To perform fusion imaging of real-time US and CT/MRI, Digital Imaging and Communications in Medicine data from CT/MRI should be uploaded to the US unit. Manual registration is performed after uploading the imaging data. Manual registration consists of the following two steps: plane registration and point registration. Plane registration is a process of finding the same planes on US and CT/MRI to enable the US system to identify the position and direction of the US transducer regarding the patient’s body. For plane registration, the coronal plane is usually used when an index tumor is located at the right hemiliver. The axial plane can be used when the index tumor is located in the left hemiliver. After plane registration, point registration is performed by identifying the same points on both imaging modalities (US and CT/MRI) for fine-tuning of the registration process. Anatomical structures such as bifurcation of vessels or cysts are very useful for point registration. Point registration can be performed as extensively as needed until the operator is satisfied with the result of the registration. We did not use an index tumor as a landmark for the point registration because we wanted to measure the registration error. The operators also recorded the presence of cirrhosis, the quality of the sonic window (good or poor), and the visibility of index tumors on gray-scale US images using a 4-point scale (very good, good, moderate, and poor). The visibility of the index tumor was determined based on the degree to which the tumor boundary was well distinguished before image fusion. Tumor visibility was included in the analysis of patients' characteristics to make sure that the distribution of clearly visible tumors was not different between the automatic and manual registration groups.

Automatic Registration

We used the positioning auto-registration function of the RS80A US system for automatic registration [18-21]. The positioning auto-registration function also consists of plane registration and point registration, similar to manual registration. However, plane registration can be done very quickly and conveniently with this technique. For plane registration in the automatic registration technique, the operator simply positions the US transducer on top of the solar plexus (the junction between the body of the sternum and xiphoid process) in the sagittal plane and presses the "registration" button. By doing this, the US system is informed of the location (on the solar plexus) and direction (sagittal plane) of the transducer and performs the plane registration automatically. After plane registration, the operator performs the first point registration at the inferior tip of the left hemiliver on the midline sagittal plane. The inferior tip of the liver can easily be found on the sagittal plane immediately after plane registration (Fig. 1). The operator can then perform the point registration as much as he or she needs to optimize the registration of the images. Likewise, the operators recorded the presence of cirrhosis, the quality of the sonic window (good or poor), and the visibility of index tumors on gray-scale US images with a 4-point scale.

Fig. 1.

The method of automatic registration.

A. A convex transducer with an electromagnetic sensor was placed on top of the solar plexus on the sagittal plane. The "registration" button was then pressed. B. On the sagittal plane, the left lateral sector of the liver was visualized on ultrasonography and fused with magnetic resonance imaging. C. First, point registration was done at the inferior tip of the left liver (star). Then, multiple additional point registrations could be done for fine-tuning of the registration.

Endpoints

The primary endpoints were the technical parameters of the registration, including registration accuracy (measured by registration error), registration time, and the number of point registrations. The secondary endpoints were clinical outcomes including the technical success rate, the technical effectiveness rate 1 month after RFA, local tumor progression (LTP)-free survival, and progression-free survival (PFS).

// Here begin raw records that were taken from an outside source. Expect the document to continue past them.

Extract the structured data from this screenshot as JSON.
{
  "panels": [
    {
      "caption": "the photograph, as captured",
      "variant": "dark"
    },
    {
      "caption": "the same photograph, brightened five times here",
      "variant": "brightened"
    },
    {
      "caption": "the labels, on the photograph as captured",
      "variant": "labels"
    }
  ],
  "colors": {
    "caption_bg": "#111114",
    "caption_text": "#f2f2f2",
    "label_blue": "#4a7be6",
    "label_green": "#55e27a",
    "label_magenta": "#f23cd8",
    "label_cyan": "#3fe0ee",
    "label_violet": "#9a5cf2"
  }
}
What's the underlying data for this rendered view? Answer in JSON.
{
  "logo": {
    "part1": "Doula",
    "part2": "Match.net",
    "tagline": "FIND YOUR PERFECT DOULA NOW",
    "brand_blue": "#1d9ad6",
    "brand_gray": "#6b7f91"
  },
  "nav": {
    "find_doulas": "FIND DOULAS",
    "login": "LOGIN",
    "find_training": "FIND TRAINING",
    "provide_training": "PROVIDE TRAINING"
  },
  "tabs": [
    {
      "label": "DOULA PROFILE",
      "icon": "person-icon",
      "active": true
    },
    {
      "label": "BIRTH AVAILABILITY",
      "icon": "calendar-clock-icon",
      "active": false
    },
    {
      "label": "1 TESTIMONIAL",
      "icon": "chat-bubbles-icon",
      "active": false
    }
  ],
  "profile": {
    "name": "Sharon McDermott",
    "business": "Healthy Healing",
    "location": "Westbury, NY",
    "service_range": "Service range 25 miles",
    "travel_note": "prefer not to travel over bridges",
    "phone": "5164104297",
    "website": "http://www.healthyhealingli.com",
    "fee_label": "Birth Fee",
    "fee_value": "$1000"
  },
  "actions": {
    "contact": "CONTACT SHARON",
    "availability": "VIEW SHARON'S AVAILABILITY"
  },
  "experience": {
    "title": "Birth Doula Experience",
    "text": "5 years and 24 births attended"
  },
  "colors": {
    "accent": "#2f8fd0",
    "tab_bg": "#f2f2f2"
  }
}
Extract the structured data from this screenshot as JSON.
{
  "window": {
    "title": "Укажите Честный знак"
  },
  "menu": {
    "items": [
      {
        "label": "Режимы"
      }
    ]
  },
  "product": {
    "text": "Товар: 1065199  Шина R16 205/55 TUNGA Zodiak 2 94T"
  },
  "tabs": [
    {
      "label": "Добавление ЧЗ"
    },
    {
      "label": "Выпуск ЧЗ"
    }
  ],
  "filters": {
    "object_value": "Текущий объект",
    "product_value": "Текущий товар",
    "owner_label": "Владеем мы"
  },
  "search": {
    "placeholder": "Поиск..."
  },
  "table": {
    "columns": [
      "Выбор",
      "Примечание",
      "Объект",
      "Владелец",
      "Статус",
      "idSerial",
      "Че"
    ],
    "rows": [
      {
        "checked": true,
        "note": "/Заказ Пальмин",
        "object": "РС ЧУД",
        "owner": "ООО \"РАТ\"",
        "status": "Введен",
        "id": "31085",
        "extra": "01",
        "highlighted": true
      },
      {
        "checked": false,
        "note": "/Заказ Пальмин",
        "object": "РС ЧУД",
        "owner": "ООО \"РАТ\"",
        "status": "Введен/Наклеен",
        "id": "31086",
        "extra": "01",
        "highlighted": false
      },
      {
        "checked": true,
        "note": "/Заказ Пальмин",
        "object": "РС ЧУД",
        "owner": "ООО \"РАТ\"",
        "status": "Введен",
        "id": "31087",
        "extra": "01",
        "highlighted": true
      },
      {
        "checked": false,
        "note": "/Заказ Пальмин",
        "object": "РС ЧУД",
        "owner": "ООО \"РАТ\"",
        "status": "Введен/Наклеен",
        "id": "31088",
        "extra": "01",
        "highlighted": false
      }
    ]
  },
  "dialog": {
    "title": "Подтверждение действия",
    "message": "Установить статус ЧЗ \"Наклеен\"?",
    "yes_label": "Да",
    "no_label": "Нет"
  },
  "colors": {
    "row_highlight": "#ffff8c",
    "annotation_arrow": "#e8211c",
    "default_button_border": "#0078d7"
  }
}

To assess the registration error, we measured the distance between the center of an index tumor on both imaging modality (US and CT/MRI) after completion of image registration (Fig. 2). Patients were asked to hold their breath to minimize the registration error. The operators measured the registration error in the largest index tumor per patient because the registration of the second or third index tumors required additional point registrations.

Fig. 2.

The method of measuring the registration error.

A. Ultrasonography and magnetic resonance imaging images were registered and an index tumor (arrows) was shown on both images. B. The distance between the center of the index tumor (arrows) on both images was measured. Patients were asked to hold their breath to minimize registration error during measurement.

We measured the required time for registration using the timer of the US system; specifically, it was calculated from the time when the upload of the images to the US system had been completed to the completion of image registration. We also recorded the number of point registrations for the index tumor in each patient.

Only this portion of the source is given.